82) The method for producing a fluorocarbon emulsion as described above. (102) A method for administering a therapeutic agent to an animal body and its organs, the method comprising: (a) preparing a fluorocarbon emulsion comprising a continuous phase, a discontinuous phase, and a small amount of an emulsifier that forms a film between the two phases; (b) associating the drug with said emulsion; and (c) introducing the fluorocarbon emulsion into an animal. (103) The method for administering a therapeutic agent according to claim (102), wherein the agent is soluble in the fluorocarbon discontinuous phase. (104) The method for administering a therapeutic drug according to claim (102), wherein the drug is chelated with a membrane formed by the emulsifier. (105) The method for administering a therapeutic drug according to claim (104), wherein the emulsifier is lecithin and the drug is lipophilic. (106) The method for administering a therapeutic drug according to claim (102), wherein the drug is an enzyme. (107) Claim (
102) A method for administering the therapeutic agent according to. (108) The method for administering a therapeutic drug according to claim (102), wherein the drug is an antibiotic. (109) The method for administering a therapeutic agent according to claim (108), wherein the antibiotic is selected from the group consisting of cefoxitin, gentamicin, clindamycin, and rifampin. (110) Claim (102) wherein the drug is a hematopoietic protector.

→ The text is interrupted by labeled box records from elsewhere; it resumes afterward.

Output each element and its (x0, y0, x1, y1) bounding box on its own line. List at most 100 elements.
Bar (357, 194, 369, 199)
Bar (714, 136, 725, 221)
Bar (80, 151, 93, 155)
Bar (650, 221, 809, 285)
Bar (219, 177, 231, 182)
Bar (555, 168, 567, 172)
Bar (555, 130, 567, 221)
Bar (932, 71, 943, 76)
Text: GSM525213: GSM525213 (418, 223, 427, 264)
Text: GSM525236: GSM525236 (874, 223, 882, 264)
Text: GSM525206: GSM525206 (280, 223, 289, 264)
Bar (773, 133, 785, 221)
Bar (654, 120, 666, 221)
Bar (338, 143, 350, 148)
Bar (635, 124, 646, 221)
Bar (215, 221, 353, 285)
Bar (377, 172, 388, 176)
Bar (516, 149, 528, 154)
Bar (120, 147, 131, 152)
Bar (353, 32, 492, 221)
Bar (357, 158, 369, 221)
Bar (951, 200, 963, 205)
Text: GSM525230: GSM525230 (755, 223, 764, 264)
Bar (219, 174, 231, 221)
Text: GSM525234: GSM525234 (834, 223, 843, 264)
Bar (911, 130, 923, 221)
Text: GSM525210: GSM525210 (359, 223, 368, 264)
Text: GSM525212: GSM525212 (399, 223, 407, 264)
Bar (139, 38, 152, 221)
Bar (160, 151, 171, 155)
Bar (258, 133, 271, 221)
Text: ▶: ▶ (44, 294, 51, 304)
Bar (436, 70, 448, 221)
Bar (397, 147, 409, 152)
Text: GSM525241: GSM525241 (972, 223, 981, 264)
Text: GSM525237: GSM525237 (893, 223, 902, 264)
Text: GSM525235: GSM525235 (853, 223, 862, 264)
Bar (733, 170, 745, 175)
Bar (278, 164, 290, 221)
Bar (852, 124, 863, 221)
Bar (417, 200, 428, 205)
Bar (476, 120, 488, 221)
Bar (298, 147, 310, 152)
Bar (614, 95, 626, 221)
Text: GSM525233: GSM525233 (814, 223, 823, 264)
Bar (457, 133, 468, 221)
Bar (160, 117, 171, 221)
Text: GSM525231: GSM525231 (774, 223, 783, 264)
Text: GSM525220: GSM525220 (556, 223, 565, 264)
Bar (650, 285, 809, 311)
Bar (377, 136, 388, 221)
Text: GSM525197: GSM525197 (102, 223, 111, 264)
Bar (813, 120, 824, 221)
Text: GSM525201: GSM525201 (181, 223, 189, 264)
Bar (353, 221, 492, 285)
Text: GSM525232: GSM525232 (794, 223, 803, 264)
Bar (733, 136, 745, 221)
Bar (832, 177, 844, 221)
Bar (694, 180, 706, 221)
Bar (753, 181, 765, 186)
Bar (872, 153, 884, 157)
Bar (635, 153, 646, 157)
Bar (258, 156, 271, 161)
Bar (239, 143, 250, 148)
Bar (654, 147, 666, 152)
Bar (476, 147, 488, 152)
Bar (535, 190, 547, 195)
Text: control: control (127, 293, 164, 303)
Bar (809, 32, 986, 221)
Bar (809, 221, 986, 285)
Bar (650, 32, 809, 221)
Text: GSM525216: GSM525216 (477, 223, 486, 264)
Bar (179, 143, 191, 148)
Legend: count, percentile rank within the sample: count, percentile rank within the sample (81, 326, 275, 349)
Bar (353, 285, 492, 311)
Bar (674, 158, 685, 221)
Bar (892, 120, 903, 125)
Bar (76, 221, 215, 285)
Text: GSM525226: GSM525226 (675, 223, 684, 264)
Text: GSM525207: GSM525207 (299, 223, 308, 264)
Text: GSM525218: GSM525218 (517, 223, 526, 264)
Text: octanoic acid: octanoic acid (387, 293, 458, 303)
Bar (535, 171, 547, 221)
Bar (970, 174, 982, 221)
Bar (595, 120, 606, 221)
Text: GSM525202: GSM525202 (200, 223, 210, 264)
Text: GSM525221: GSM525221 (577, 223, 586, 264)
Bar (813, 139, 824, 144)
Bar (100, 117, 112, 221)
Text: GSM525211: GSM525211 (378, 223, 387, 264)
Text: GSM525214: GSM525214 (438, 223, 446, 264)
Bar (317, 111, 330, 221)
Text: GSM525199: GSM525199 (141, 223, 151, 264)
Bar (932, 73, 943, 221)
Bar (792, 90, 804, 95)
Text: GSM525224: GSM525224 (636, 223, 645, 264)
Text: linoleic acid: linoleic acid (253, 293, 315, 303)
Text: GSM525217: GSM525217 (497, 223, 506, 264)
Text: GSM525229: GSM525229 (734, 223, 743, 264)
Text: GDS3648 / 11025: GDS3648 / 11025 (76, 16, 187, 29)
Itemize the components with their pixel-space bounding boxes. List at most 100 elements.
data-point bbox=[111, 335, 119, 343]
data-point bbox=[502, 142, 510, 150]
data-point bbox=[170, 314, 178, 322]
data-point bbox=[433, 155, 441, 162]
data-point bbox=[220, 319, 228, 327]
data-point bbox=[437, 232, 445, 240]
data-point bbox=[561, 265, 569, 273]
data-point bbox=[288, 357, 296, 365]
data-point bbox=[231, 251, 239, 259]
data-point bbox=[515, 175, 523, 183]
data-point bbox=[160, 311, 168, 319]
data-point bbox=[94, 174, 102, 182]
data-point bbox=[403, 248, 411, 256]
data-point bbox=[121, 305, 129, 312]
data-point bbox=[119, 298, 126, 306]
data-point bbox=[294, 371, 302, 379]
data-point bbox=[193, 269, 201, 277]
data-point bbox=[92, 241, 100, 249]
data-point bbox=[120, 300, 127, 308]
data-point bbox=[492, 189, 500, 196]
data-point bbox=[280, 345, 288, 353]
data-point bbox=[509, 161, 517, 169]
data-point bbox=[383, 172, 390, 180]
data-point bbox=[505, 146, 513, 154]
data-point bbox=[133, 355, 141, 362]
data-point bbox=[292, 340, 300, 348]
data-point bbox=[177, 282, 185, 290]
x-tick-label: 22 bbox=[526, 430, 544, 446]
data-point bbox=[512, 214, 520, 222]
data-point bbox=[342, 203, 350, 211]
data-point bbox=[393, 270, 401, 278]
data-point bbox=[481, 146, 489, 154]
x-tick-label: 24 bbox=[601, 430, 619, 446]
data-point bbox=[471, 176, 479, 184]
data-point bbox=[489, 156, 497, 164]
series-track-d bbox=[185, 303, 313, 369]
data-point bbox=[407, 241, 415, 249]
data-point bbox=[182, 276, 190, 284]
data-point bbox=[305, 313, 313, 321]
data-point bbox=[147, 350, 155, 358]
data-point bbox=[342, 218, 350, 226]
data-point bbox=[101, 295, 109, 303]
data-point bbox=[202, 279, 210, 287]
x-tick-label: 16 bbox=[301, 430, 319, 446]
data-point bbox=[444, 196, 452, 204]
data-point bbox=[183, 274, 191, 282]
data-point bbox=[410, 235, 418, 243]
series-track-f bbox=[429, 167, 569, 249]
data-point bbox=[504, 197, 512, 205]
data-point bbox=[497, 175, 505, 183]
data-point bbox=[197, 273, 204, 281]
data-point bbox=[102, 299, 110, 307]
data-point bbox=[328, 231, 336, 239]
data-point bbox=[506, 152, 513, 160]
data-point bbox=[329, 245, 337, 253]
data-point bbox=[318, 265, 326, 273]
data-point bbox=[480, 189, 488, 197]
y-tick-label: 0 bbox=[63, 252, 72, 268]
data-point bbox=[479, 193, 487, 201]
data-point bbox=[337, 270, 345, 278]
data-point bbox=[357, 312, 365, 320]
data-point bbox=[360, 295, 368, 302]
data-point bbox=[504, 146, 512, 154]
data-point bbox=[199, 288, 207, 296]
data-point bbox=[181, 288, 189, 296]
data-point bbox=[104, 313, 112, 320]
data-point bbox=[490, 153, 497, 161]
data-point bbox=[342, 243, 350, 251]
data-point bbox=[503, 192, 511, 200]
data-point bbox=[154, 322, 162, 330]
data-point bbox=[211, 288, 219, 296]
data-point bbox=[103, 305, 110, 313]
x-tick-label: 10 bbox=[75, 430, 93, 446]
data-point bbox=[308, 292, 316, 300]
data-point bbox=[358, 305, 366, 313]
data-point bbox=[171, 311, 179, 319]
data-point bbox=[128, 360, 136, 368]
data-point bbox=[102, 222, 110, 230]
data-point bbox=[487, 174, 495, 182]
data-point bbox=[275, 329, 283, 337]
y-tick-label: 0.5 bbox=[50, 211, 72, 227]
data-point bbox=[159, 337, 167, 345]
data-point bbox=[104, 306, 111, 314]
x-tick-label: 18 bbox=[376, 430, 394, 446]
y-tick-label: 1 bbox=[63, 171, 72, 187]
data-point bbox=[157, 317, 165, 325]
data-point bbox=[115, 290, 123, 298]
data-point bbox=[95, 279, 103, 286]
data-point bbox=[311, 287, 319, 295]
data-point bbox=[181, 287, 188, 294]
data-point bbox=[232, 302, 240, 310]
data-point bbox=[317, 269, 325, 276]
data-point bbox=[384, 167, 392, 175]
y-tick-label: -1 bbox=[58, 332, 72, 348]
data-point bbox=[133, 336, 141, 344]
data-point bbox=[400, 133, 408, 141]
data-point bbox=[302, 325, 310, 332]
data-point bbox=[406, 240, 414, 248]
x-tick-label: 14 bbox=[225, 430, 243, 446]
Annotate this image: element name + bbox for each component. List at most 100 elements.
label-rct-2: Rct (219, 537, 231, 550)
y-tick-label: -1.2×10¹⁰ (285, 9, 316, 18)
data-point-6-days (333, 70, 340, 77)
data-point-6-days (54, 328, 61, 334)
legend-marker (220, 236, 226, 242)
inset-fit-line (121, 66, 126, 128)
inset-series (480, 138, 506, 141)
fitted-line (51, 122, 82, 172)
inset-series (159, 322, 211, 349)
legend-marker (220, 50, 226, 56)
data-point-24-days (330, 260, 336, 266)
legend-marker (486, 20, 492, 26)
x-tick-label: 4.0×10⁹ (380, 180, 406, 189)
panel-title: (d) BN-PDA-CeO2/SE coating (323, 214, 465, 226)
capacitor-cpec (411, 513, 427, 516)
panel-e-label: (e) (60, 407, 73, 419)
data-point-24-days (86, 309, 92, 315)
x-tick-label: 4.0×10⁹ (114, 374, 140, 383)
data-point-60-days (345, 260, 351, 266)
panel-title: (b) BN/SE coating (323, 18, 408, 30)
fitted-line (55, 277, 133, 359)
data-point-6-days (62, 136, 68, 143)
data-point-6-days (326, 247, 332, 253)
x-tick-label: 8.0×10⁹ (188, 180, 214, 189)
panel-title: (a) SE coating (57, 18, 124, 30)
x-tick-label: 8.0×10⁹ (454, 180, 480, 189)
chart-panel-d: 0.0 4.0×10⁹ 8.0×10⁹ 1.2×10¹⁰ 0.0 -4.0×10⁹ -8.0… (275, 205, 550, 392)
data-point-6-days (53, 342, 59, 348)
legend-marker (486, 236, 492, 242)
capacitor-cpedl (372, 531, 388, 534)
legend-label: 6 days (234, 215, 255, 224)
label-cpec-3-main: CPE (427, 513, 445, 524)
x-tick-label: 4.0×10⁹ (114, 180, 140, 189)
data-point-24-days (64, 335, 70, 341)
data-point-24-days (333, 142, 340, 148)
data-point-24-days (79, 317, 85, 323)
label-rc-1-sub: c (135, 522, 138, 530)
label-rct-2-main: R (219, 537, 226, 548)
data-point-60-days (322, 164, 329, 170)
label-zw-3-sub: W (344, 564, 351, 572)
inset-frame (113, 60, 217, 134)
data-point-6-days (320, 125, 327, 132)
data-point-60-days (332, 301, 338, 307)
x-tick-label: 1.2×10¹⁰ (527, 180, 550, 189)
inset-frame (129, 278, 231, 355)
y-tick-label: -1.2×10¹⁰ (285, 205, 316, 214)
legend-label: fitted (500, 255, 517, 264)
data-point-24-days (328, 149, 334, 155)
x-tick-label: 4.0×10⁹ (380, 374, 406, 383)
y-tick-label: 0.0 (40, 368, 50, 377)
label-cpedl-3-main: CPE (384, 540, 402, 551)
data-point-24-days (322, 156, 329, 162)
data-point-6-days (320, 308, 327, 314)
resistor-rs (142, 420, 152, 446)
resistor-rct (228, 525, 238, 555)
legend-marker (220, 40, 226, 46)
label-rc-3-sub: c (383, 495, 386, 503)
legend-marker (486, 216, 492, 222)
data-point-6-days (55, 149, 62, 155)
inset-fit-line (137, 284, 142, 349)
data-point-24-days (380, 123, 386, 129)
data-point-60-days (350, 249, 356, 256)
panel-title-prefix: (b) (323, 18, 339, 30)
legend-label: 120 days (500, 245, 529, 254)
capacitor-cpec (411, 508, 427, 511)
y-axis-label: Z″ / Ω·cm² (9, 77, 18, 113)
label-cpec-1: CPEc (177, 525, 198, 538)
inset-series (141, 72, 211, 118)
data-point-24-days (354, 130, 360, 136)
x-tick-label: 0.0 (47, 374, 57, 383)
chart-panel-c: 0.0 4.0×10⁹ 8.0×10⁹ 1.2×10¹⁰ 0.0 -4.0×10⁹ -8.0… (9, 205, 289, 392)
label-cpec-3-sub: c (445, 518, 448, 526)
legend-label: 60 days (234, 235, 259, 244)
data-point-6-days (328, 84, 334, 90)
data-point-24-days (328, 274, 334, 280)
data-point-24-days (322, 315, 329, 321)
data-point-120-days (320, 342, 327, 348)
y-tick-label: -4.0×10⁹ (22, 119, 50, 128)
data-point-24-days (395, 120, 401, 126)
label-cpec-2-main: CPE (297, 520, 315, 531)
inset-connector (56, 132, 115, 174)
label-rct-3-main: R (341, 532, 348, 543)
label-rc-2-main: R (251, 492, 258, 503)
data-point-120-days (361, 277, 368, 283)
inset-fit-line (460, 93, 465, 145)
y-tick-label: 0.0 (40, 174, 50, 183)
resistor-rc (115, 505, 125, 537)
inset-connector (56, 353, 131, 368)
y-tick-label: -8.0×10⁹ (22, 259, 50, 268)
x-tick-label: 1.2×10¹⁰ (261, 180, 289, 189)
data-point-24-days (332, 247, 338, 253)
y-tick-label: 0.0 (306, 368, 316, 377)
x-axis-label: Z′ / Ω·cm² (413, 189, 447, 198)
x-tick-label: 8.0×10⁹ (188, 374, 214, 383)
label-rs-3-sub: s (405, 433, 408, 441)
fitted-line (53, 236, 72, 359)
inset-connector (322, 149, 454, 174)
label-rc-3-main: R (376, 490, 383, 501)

A method of administering a therapeutic agent as described. (111) The method for administering a therapeutic agent according to claim (110), wherein the hematopoietic protector is imidazole or a derivative thereof. (112) The method for administering a therapeutic drug according to claim (102), wherein the drug is an antioxidant. (113) The method for administering a therapeutic agent according to claim (112), wherein the antioxidant is selected from the group consisting of mannitol, tocofur, and ascorbyl palmitate. (114) Claim (102) wherein the drug is a thrombolytic enzyme
) method of administering the therapeutic agent described.